We are delighted to have fellow VCFA graduate Marianna Baer as our guest today! She's here to talk about her wonderful debut novel FROST. I loved the dark moody atmosphere she created in this haunting YA psychological thriller and was curious about where her inspiration came from.
KTE: Marianna, can you tell us about one of the landscapes that inspired, or is featured in, your book?
MB: FROST takes place at a New England boarding school, and centers around the girls living in a small dorm called Frost House. The landscape of the entire fictional school (Barcroft Academy) was inspired by the boarding school I attended, and the house itself was based on the dorm I lived in my senior year – a tiny old house that really was called Frost House. (I didn’t keep the name for nostalgic reasons, but because I thought it couldn’t be improved upon, in the context of the story I wanted to write.)
KTE: Can you describe it?
MB: Frost House – the real one – was a white clapboard Victorian, dating from the mid-1800s. It sat on the edge of campus, somewhat camouflaged by trees and bushes, in an area that wasn’t really a throughway to anywhere else; you could have gone to the school for years and never seen it. It had the feeling of a house that had been added on to somewhat haphazardly. Not because of different architectural styles, but because of a rambling, piecemeal aesthetic – as if a family had expanded it room by room as babies arrived. The front of the house, with its wide porch, was the house counselor’s apartment; students entered by a side door. There was a common room on the first floor, and past that a hallway that led to the rooms I shared with one of my best friends. We had a bedroom that stuck off the back, with windows on three sides (originally built as a sort of sun porch, I guess), a bathroom with an ancient clawfoot tub, and a small study room. Because of the way our “suite” was set apart from the rest of the house, we could have been quite isolated back there, had we not been friends with the girls who lived upstairs.
The house’s obvious old age, strange layout, and architectural quirks, all made it seem like it held stories in its walls...
KTE: How does it play a part in your story?
MB: Very centrally! The main characters in my novel live in Frost House. Leena, the narrator, is looking forward to spending her senior year there with her closest friends, instead of dealing with the drama of a big dorm.
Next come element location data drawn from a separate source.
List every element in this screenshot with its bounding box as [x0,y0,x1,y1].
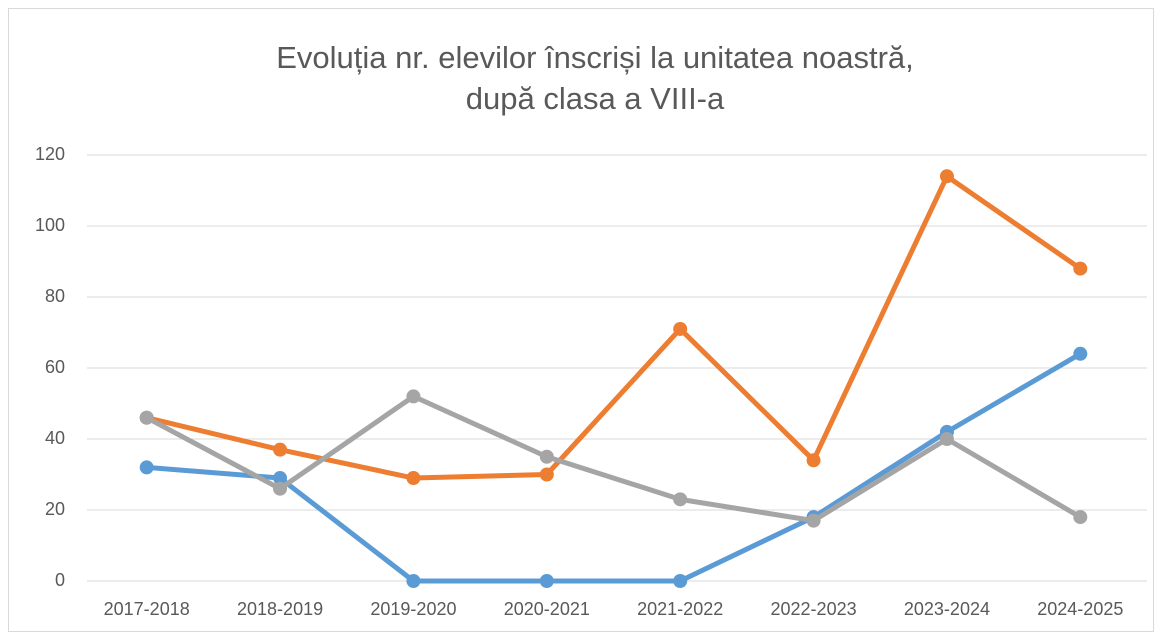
data-point [939,169,954,184]
data-point [539,574,554,588]
y-tick-label: 20 [45,499,65,519]
chart-title: după clasa a VIII-a [466,81,725,116]
series-line [144,351,1083,584]
series-line [144,173,1083,481]
x-tick-label: 2023-2024 [904,599,990,619]
y-tick-label: 80 [45,286,65,306]
chart-border [8,8,1154,632]
x-tick-label: 2019-2020 [370,599,456,619]
x-tick-label: 2021-2022 [637,599,723,619]
data-point [139,460,154,475]
data-point [139,410,154,425]
series-line [144,393,1083,524]
x-tick-label: 2020-2021 [504,599,590,619]
chart-title: Evoluția nr. elevilor înscriși la unitat… [276,40,914,75]
data-point [406,389,421,404]
data-point [273,442,288,457]
x-tick-label: 2022-2023 [771,599,857,619]
data-point [673,492,688,507]
y-tick-label: 100 [35,215,65,235]
x-tick-label: 2018-2019 [237,599,323,619]
data-point [939,432,954,446]
data-point [673,321,688,336]
y-tick-label: 120 [35,144,65,164]
data-point [1073,261,1088,276]
x-tick-label: 2024-2025 [1037,599,1123,619]
data-point [1073,346,1088,361]
data-point [806,513,821,528]
data-point [1073,510,1088,525]
y-tick-label: 40 [45,428,65,448]
data-point [273,481,288,496]
data-point [406,574,421,588]
data-point [539,449,554,464]
data-point [539,467,554,482]
data-point [273,471,288,486]
data-point [806,453,821,468]
x-tick-label: 2017-2018 [104,599,190,619]
y-tick-label: 0 [55,570,65,590]
data-point [673,574,688,588]
data-point [406,471,421,486]
y-tick-label: 60 [45,357,65,377]
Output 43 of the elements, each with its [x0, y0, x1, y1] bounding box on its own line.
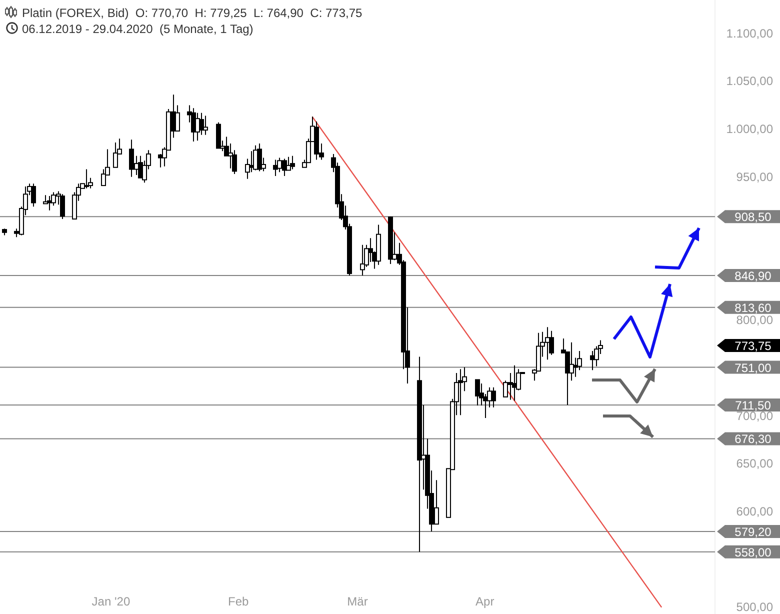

On an emotional level, she’s looking for a home and family to replace the one that disappeared out from under her when her parents got divorced. But at the last minute, she’s assigned an unexpected roommate – confrontational, eccentric Celeste Lazar. Tension and conflict arise immediately, despite Leena’s attempts to keep the peace.
Leena and Celeste live in the same first floor suite that I lived in, and, again, I didn’t make that choice for nostalgic reasons. I wanted to exploit the sense of isolation they can have back there, since it’s such a separate part of the house, and the fact that no one else would be aware what was happening in their rooms. I also liked the contradiction between the very cloistered feeling of the small, foliage-shrouded house, and the open feeling of Leena and Celeste’s bedroom, with all those windows. For me, that echoes the very different ways Leena and Celeste feel about Frost House: Leena experiences it as a safe, comforting space – a sanctuary; Celeste feels vulnerable and threatened by living there, almost from the minute she arrives.
I don’t want to give anything away, but I think it’s okay if I say that while they live there, the girls become haunted. Frost House isn’t just a location; it’s a character itself.
KTE: How is it important to you?
MB: The real Frost House was the site of one of the best years of my life. I can’t exaggerate how amazing it was to live with a group of friends, with little adult supervision, as a seventeen-year-old. Of course, there were rules that we (mostly) followed – it wasn’t Girls Gone Wild or Animal House! But even studying becomes a bonding experience when you’re staying up all night in one person’s room, fueled by cookie dough and caffeine, helping each other with essays and calculus. My dormmates and I became a sort of family; we’ve had yearly reunions ever since graduation, over 20 years ago. One of them flew to NYC from Portland, OR for the launch of FROST!
The book doesn’t explore the good side of the living situation much, because things disintegrate so quickly. But I’m still thrilled that I got to return there for this period of time, and that Frost House is being kept alive in a way. When my dormmates and I went back to campus for a reunion, we found that it had been torn down. It almost looked like nothing had ever existed on the (surprisingly tiny) plot of land. I say almost because even though the grass had grown back fully, we could still make out a ghostly footprint where Frost House had once sat. As far as I know, to this day, nothing else has been built in its place.
KTE: Thank you so much Marianna for being with us today and giving us these great insights into some of the background of your story, which I LOVED! I highly recommend all of you readers to go out to your local independent bookstore, pick up a copy and read it, too!
Marianna Baer received an MFA in writing for children and young adults from Vermont College of Fine Arts, and a BA in art from Oberlin College. She also attended boarding school, where she lived in a tiny dorm called Frost House, the inspiration for her first novel, Frost. She currently lives in Brooklyn, NY, and is working on her second novel, Immaculate, which is scheduled to be published by Balzer + Bray/HarperCollins in fall 2013.